Brexit minister David Davis said on Tuesday that reaching a deal with the European Union was the most likely and the best outcome of talks, but that the British government was also prepared for no agreement with the bloc.
“Behind the headlines that scream of deadlock and impasse, in reality we’ve made real and tangible progress in talks so far,” Davis said in a speech in London.
“I don’t think it would be in the interest for either side for there to be no deal. When I sit across the table from Michel Barnier in Brussels, I know he is just as determined as I am to reach an agreement, but as a responsible government it is right that we make every plan for every eventuality.”
Davis did not comment on the size of the divorce bill the UK is ready to pay the EU, but media reports suggest the government is ready to double its offer to around 40 billion euros.
Keen to move on to trade talks
The European Commission has said it should be about 60 billion euros.
Ahead of a Dec. 14-15 summit, Britain wants to move discussions on to the future trade relationship with the EU, which Brussels will not consider until London settles what it sees as past debts.
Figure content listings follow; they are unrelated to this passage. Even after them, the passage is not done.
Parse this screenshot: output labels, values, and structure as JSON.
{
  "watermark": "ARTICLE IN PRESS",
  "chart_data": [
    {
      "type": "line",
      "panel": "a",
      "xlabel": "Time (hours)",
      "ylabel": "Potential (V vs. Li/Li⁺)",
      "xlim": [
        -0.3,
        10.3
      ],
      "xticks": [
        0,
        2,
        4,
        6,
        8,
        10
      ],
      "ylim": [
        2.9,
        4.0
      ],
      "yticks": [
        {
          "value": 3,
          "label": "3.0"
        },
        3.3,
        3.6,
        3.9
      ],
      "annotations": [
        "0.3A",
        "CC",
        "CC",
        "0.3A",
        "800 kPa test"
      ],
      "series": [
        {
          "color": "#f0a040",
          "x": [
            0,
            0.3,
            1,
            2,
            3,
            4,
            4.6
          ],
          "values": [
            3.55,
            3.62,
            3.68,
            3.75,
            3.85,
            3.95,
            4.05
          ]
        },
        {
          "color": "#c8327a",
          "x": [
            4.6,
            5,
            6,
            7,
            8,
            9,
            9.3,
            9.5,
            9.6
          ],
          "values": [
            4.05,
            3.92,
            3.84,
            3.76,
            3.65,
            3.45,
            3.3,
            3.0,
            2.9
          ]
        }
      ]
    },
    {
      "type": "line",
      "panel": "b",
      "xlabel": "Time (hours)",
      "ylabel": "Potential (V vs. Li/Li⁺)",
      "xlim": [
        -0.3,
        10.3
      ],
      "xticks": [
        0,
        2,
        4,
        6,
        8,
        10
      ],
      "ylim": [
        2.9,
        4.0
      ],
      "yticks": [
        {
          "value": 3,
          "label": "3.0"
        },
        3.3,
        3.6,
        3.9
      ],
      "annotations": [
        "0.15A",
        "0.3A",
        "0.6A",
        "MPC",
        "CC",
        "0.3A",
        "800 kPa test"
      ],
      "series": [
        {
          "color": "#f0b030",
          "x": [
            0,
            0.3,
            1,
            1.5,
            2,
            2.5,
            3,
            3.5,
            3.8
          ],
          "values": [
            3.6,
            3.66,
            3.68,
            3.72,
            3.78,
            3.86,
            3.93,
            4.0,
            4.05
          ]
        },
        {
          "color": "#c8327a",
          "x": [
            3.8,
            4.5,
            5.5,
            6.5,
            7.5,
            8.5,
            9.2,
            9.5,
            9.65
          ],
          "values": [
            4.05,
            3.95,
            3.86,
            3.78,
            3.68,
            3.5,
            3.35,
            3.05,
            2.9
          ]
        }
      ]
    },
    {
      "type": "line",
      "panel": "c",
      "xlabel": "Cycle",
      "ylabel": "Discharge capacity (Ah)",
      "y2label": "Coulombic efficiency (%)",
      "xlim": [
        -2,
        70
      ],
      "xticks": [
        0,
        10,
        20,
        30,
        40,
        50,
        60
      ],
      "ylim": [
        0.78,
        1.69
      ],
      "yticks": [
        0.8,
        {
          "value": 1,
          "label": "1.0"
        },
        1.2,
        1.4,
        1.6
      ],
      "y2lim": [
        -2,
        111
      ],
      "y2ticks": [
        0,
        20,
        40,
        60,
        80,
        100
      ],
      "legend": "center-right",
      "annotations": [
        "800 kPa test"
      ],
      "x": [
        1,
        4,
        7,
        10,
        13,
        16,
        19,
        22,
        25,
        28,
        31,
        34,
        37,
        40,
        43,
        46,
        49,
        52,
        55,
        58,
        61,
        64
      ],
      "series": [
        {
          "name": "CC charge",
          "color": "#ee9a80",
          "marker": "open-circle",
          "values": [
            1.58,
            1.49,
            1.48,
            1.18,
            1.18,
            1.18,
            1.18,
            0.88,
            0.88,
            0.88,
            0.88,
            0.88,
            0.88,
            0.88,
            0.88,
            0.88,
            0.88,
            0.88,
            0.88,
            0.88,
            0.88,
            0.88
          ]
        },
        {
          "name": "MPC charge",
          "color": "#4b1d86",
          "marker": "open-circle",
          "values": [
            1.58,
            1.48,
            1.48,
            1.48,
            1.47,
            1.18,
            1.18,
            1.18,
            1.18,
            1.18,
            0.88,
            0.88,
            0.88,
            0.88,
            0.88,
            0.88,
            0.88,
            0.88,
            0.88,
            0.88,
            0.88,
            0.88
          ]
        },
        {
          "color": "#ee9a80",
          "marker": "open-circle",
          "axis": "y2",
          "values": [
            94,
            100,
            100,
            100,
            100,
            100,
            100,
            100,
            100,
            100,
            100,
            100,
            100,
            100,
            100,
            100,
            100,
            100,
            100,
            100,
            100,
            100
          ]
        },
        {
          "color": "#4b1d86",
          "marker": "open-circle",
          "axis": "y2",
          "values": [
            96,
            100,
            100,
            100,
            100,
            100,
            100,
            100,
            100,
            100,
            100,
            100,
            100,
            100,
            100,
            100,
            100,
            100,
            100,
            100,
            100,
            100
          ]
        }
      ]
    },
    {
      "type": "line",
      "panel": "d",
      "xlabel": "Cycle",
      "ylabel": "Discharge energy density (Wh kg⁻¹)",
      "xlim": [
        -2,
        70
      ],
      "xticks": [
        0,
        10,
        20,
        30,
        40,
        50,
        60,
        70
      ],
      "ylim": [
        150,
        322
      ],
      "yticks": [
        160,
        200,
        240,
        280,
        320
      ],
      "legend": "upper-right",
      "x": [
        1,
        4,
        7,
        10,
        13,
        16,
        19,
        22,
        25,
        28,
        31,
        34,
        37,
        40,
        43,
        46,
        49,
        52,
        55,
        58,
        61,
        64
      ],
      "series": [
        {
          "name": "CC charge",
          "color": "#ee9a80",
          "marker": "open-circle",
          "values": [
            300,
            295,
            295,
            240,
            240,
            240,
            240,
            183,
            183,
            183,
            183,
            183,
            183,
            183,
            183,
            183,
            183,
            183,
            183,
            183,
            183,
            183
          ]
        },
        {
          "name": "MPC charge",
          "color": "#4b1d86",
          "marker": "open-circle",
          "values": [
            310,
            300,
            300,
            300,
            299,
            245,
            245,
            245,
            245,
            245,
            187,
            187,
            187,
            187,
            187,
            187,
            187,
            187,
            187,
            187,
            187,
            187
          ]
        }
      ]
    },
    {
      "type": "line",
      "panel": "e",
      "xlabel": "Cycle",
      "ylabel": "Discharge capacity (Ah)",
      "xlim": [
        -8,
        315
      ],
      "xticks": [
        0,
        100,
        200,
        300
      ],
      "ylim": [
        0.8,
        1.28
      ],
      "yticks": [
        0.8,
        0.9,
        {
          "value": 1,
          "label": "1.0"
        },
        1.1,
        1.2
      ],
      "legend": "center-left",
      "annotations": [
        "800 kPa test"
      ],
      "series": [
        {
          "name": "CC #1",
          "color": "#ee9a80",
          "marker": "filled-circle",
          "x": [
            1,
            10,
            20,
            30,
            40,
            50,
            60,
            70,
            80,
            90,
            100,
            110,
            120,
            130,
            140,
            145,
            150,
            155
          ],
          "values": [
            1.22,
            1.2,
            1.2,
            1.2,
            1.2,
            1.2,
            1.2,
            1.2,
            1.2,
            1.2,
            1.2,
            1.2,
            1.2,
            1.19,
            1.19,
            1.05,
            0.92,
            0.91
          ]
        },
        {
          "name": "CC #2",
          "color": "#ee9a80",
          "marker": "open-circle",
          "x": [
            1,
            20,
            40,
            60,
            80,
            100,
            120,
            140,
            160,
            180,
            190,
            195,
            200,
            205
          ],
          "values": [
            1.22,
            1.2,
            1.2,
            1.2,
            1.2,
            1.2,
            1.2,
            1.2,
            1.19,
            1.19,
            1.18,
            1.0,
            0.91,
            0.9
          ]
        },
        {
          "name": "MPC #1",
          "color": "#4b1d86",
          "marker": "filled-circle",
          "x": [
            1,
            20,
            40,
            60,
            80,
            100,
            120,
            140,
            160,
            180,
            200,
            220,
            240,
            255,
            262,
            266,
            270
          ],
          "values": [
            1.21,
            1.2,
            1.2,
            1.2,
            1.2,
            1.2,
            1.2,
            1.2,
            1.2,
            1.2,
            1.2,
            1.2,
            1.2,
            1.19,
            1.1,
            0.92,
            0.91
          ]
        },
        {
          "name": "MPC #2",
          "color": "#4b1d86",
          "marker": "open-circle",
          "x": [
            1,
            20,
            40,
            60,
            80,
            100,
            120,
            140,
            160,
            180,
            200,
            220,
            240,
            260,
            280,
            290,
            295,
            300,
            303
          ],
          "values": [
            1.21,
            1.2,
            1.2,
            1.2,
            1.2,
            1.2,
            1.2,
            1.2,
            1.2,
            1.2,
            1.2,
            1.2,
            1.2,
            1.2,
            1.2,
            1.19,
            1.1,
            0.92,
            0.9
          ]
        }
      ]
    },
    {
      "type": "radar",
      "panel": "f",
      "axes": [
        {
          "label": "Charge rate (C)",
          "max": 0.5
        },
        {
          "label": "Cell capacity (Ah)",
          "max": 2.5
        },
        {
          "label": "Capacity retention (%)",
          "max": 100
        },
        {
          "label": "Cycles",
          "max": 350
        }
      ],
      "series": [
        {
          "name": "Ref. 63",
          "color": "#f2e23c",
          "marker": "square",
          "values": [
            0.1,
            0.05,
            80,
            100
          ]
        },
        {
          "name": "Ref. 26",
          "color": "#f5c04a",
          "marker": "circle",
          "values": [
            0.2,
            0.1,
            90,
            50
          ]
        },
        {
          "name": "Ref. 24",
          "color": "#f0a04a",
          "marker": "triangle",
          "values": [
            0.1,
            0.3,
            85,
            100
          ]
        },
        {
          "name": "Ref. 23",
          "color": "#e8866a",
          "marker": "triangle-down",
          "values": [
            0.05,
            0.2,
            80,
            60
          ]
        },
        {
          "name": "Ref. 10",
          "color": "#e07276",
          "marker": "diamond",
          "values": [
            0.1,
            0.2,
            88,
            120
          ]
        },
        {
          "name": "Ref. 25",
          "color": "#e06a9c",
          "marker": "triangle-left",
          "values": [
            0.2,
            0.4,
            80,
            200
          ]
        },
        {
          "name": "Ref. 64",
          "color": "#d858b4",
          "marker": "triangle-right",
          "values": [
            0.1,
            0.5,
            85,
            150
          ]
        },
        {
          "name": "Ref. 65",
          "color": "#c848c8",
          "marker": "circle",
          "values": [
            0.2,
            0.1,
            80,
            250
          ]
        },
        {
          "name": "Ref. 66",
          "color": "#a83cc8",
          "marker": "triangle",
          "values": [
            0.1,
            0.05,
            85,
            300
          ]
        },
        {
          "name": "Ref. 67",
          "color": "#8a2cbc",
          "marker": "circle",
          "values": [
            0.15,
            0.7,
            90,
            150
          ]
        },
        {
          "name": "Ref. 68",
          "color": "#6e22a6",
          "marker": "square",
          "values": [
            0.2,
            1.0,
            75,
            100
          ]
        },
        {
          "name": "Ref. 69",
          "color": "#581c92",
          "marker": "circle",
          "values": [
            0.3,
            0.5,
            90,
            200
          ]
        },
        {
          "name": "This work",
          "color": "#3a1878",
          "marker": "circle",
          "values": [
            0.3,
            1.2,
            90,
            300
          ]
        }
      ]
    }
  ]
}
“We are ready to move on to Phase 2, to see those talks about a deep and special partnership with the EU for the future, a comprehensive trade agreement with the EU for the future, I think that’s in the interest of the UK and in the interest of the remaining EU 27,” Prime Minister Theresa May said on Tuesday.
Many in her governing Conservative Party want the UK to leave the talks, feeling the EU is holding the country hostage over money, which they want to spend at home rather than abroad.
Another headache: the northern Irish question
In another sign of goodwill, May met with the main political leaders of Northern Ireland. The province has been without a government for nearly a year now and there’s fear a return to border checks after Brexit could undermine the peace process.
May said she believed in a deal to restore a power-sharing government and wanted more talks to be held next week.
Northern Ireland’s two main parties have to hammer out a new agreement or move a step closer to direct rule from London.
The DUP, an ally of May’s government, has previously warned that it won’t accept a “bad agreement cobbled together to suddenly suit the timetables of others.”
Sinn Fein says any deal must benefit “all in our society.”